Autre danger pour ce prédateur qui, par manque de ressource, a tendance à s'approcher trop près des filets des pêcheurs: la capture accidentelle. Sur l'ensemble des dauphins échoués, 33% le sont à cause de ces captures accidentelles contre seulement 8% il y a 25 ans. «Une mortalité additionnelle importante qui justifie l'amélioration des connaissances et un suivi robuste», conclut un rapport gouvernemental français de 2018.
«Les pêcheurs ont l'obligation de déclarer toute capture de cétacé dans leurs filets mais ils ne le font pas, par peur des représailles», déplore Benjamin Guichard. En Méditerranée, la forte pression touristique génère aussi de nombreuses sorties d'observations des dauphins pas toujours respectueuses de l'animal.
Réduire la vitesse
La Méditerranée, qui ne représente qu'1% des mers du monde, est aussi l'une des plus fréquentées.

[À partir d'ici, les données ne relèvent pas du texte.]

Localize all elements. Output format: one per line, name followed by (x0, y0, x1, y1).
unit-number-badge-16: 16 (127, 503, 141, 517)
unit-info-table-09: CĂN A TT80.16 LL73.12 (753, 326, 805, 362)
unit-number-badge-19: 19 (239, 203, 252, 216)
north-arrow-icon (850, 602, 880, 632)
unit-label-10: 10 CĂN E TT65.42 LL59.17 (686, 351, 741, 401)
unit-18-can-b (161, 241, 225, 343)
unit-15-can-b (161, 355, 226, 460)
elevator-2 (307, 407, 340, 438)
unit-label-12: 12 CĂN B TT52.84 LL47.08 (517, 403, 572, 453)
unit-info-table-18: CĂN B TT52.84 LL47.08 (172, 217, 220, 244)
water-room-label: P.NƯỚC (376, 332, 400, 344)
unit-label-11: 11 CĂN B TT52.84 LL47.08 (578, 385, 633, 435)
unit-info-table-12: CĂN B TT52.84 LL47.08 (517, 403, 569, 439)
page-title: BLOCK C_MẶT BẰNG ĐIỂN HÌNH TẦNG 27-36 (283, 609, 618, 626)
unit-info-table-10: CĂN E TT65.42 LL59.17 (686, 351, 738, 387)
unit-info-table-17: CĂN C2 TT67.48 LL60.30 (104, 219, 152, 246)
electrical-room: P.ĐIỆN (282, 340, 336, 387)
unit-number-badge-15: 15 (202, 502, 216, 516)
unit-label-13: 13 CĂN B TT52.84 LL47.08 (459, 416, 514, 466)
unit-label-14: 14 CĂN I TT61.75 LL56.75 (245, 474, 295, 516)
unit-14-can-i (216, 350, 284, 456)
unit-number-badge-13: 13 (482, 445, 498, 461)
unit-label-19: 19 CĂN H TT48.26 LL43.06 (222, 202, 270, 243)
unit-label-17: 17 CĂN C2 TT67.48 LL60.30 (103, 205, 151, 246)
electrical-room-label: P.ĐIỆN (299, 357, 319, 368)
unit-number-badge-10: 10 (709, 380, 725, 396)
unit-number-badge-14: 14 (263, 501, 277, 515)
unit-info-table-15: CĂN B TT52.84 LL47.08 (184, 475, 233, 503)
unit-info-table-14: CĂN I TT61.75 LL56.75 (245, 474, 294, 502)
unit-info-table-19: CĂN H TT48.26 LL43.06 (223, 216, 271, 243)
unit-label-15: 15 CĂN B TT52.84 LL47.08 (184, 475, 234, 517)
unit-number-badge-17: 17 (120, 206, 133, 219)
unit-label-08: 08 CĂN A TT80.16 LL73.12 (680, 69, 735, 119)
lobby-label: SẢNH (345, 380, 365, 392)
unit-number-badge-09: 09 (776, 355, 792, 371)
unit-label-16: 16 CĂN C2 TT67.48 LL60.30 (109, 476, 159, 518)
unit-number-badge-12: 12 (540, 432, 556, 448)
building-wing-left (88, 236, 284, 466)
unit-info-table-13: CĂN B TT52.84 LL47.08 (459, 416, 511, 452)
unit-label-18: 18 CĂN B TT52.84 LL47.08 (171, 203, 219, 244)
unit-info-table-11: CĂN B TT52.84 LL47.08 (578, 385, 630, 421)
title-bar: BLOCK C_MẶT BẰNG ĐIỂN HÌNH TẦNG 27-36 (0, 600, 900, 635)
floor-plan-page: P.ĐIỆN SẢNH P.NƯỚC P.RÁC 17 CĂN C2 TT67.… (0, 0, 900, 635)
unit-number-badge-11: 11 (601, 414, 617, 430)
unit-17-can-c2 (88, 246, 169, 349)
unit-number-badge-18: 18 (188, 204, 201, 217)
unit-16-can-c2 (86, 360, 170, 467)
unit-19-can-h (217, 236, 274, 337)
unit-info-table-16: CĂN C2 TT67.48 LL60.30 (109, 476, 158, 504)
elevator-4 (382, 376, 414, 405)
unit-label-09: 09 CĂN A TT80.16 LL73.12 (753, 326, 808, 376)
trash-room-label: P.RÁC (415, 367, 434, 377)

En dix ans, elle a enregistré une hausse de 58% de la capacité de transit, associée à une augmentation de 30% de la taille des navires. Un trafic responsable de collisions, même si elles touchent davantage les rorquals par exemple.
Seul moyen d'empêcher durablement ces accidents selon Miraceti: imposer une vitesse réduite dans certaines zones, à moins de 10 noeuds marins. Mais les aires marines protégées actuelles ne permettent pas d'obtenir cette régulation que seule l'Organisation maritime internationale (OMI) pourrait imposer.
Lors du sommet de l'UICN à Marseille, quatre pays méditerranéens – France, Italie, Monaco, Espagne – ont annoncé vouloir déposer une motion auprès de l'OMI, proposant d'établir une Zone Maritime Particulièrement Vulnérable en Méditerranée occidentale, pour une meilleure protection des espèces.
Pour Benjamin Guichard, il faut faire vite: «Si on se rend compte d'une diminution des populations lors du prochain survol, ce sera déjà trop tard pour réagir...».